OW_PASSWORD_SALT (which is actually a static pepper) is a 13 digit hex string generated at installation time and stored in ow_includes/config.php. It is generated with the PHP uniqid() function (current time in milliseconds in hex). This is not a very strong secret, but you can of course overwrite it (keep in mind, this will invalidate all existing password hashes).

In order to verify a password Oxwall uses the isValidPassword($userid, $password) function, which will SHA-256 hash the provided password (one iteration) and compare it to the stored hash with PHP's === operator (which is not a constant time string comparision operation).

Oxwall does by the way enforce a minimum and maximum password length. The PASSWORD_MAX_LENGTH = 15 and PASSWORD_MIN_LENGTH = 4.

Oxwall Password Protection Evaluation

There are a number of problems with this:

By using a static salt (better known as pepper) all users who have the same password have the same hash (in one Oxwall installation). It also means an attacker can prepare a bit better for attacks, as they can check all user passwords with the same pre-compiled table. A globally unique salt for each password hash should be preferred to this.

By not using a format specifier algorithm flexibility is limited. Oxwall would have to test old and new algorithms (or guess based on the length of the encrypted string).

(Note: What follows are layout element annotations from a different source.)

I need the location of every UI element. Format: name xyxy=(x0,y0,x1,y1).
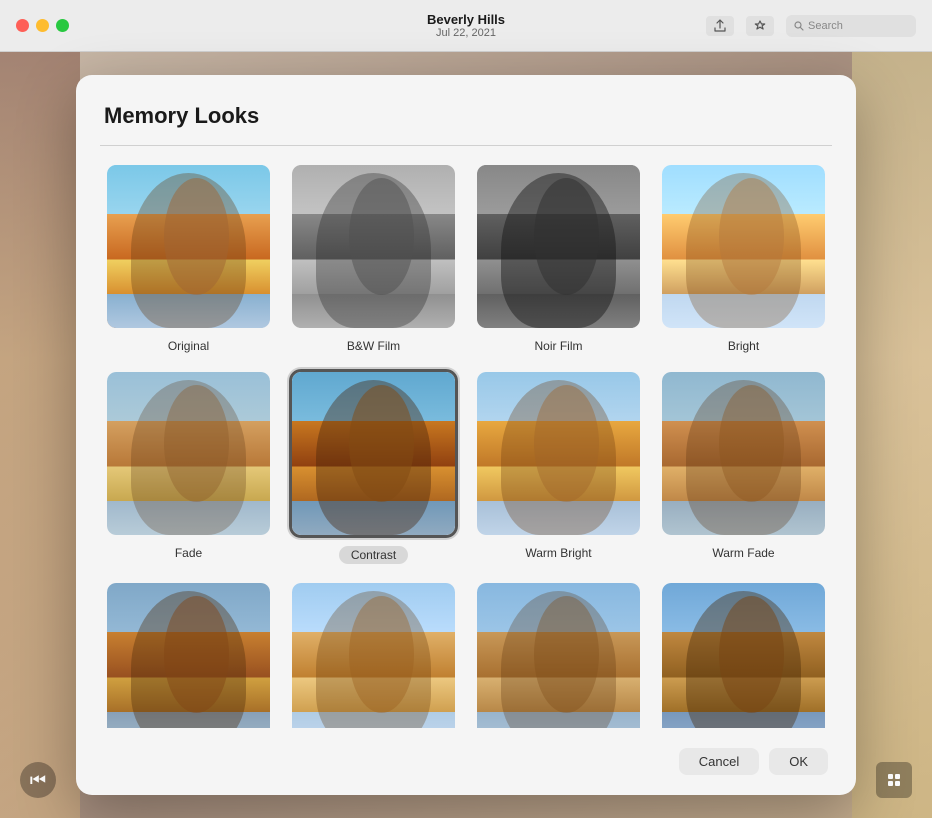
photo-noir-film xyxy=(477,165,640,328)
modal-header: Memory Looks xyxy=(104,103,828,129)
look-item-fade[interactable]: Fade xyxy=(104,369,273,564)
look-item-cool-contrast[interactable]: Cool Contrast xyxy=(659,580,828,728)
window-chrome: Beverly Hills Jul 22, 2021 Search xyxy=(0,0,932,52)
photo-warm-fade xyxy=(662,372,825,535)
photo-warm-bright xyxy=(477,372,640,535)
cancel-button[interactable]: Cancel xyxy=(679,748,759,775)
modal-footer: Cancel OK xyxy=(104,744,828,775)
look-item-bright[interactable]: Bright xyxy=(659,162,828,353)
photo-contrast xyxy=(292,372,455,535)
modal-title: Memory Looks xyxy=(104,103,259,129)
look-item-cool-fade[interactable]: Cool Fade xyxy=(474,580,643,728)
looks-grid: Original B&W Film xyxy=(104,162,828,728)
share-button[interactable] xyxy=(706,16,734,36)
look-thumbnail-bright[interactable] xyxy=(659,162,828,331)
look-thumbnail-original[interactable] xyxy=(104,162,273,331)
look-item-warm-fade[interactable]: Warm Fade xyxy=(659,369,828,564)
look-item-cool-bright[interactable]: Cool Bright xyxy=(289,580,458,728)
look-label-original: Original xyxy=(168,339,209,353)
title-text: Beverly Hills xyxy=(427,12,505,27)
look-thumbnail-bw-film[interactable] xyxy=(289,162,458,331)
ok-button[interactable]: OK xyxy=(769,748,828,775)
look-item-warm-contrast[interactable]: Warm Contrast xyxy=(104,580,273,728)
look-thumbnail-noir-film[interactable] xyxy=(474,162,643,331)
modal-divider xyxy=(100,145,832,146)
look-thumbnail-warm-fade[interactable] xyxy=(659,369,828,538)
search-placeholder: Search xyxy=(808,20,843,32)
photo-bw-film xyxy=(292,165,455,328)
search-bar[interactable]: Search xyxy=(786,15,916,37)
look-label-warm-bright: Warm Bright xyxy=(525,546,591,560)
look-thumbnail-contrast[interactable] xyxy=(289,369,458,538)
photo-cool-bright xyxy=(292,583,455,728)
look-label-bw-film: B&W Film xyxy=(347,339,400,353)
photo-warm-contrast xyxy=(107,583,270,728)
look-thumbnail-warm-contrast[interactable] xyxy=(104,580,273,728)
look-label-contrast: Contrast xyxy=(339,546,408,564)
photo-fade xyxy=(107,372,270,535)
memory-looks-modal: Memory Looks Original xyxy=(76,75,856,795)
look-item-original[interactable]: Original xyxy=(104,162,273,353)
look-thumbnail-cool-contrast[interactable] xyxy=(659,580,828,728)
look-label-fade: Fade xyxy=(175,546,202,560)
search-icon xyxy=(794,21,804,31)
close-button[interactable] xyxy=(16,19,29,32)
look-thumbnail-warm-bright[interactable] xyxy=(474,369,643,538)
traffic-lights xyxy=(16,19,69,32)
photo-cool-contrast xyxy=(662,583,825,728)
window-title: Beverly Hills Jul 22, 2021 xyxy=(427,12,505,39)
look-item-warm-bright[interactable]: Warm Bright xyxy=(474,369,643,564)
modal-overlay: Memory Looks Original xyxy=(0,52,932,818)
minimize-button[interactable] xyxy=(36,19,49,32)
look-thumbnail-fade[interactable] xyxy=(104,369,273,538)
look-item-noir-film[interactable]: Noir Film xyxy=(474,162,643,353)
maximize-button[interactable] xyxy=(56,19,69,32)
subtitle-text: Jul 22, 2021 xyxy=(427,27,505,39)
look-thumbnail-cool-fade[interactable] xyxy=(474,580,643,728)
photo-cool-fade xyxy=(477,583,640,728)
look-thumbnail-cool-bright[interactable] xyxy=(289,580,458,728)
look-item-bw-film[interactable]: B&W Film xyxy=(289,162,458,353)
photo-bright xyxy=(662,165,825,328)
toolbar-right: Search xyxy=(706,15,916,37)
favorite-button[interactable] xyxy=(746,16,774,36)
photo-original xyxy=(107,165,270,328)
look-item-contrast[interactable]: Contrast xyxy=(289,369,458,564)
look-label-bright: Bright xyxy=(728,339,759,353)
look-label-warm-fade: Warm Fade xyxy=(712,546,774,560)
look-label-noir-film: Noir Film xyxy=(535,339,583,353)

Although SHA-2 is more complex to calculate compared to DES, SHA-1 or MD5 it is still a comparable fast operation which can be easily optimized in hardware. This is no longer regarded as a safe protection. Instead it is better to have an iterated algorithm (and optionally memory complexity).

The current function for verifying the password hash is not implemented with a constant-time comparison method. This means it could leak some information on the password hashes to remote attackers.

If you compare this with other PHP applications it is not a bad implementation, but it is surely not state of the art anymore. Oxwall really should aim for a modern implementation.

There is absolutely no reason to limit the length of a password to 15 characters. It can be even longer than the hash function. I would remove that limit or at least increase it to a sane value like 100 (or 128 if you want to look techy :). Oxwall should invest some more work into encouraging users to have safe passwords. This can include hooks to check for bad passwords. The current minimum of 4 characters is quite low (and it would be good if one can configure it without changing the code).

Modern PHP password hashing

Luckily PHP 5.5 is providing a password_hash() function. And if you cannot wait for it, there is a compatibility library from Anthony Ferrara which can be used on 5.3. The function supports generating random salts, it uses BCRYPT algorithm by default and uses the standard $2y$... hash format.

I feel it is a bit unfortunate, that PHP does not support an additional pepper argument (in the default implementation). It argues, that there is no official analysis how much additional protection it brings.

The RFC comments, that it is possible to encrypt the hashes in your database (with a pepper). This would add the protection, but it generates additional work. The pepper Oxwall is using is rather low entropy, so I think it is best to just drop it. This will also reduce the risk of losing this value.

Oxwall should use the password_hash function, not specify salt or cost parameters and implement the rehash checks, to make sure it automatically rehashes passwords whenever PHP modifies the settings.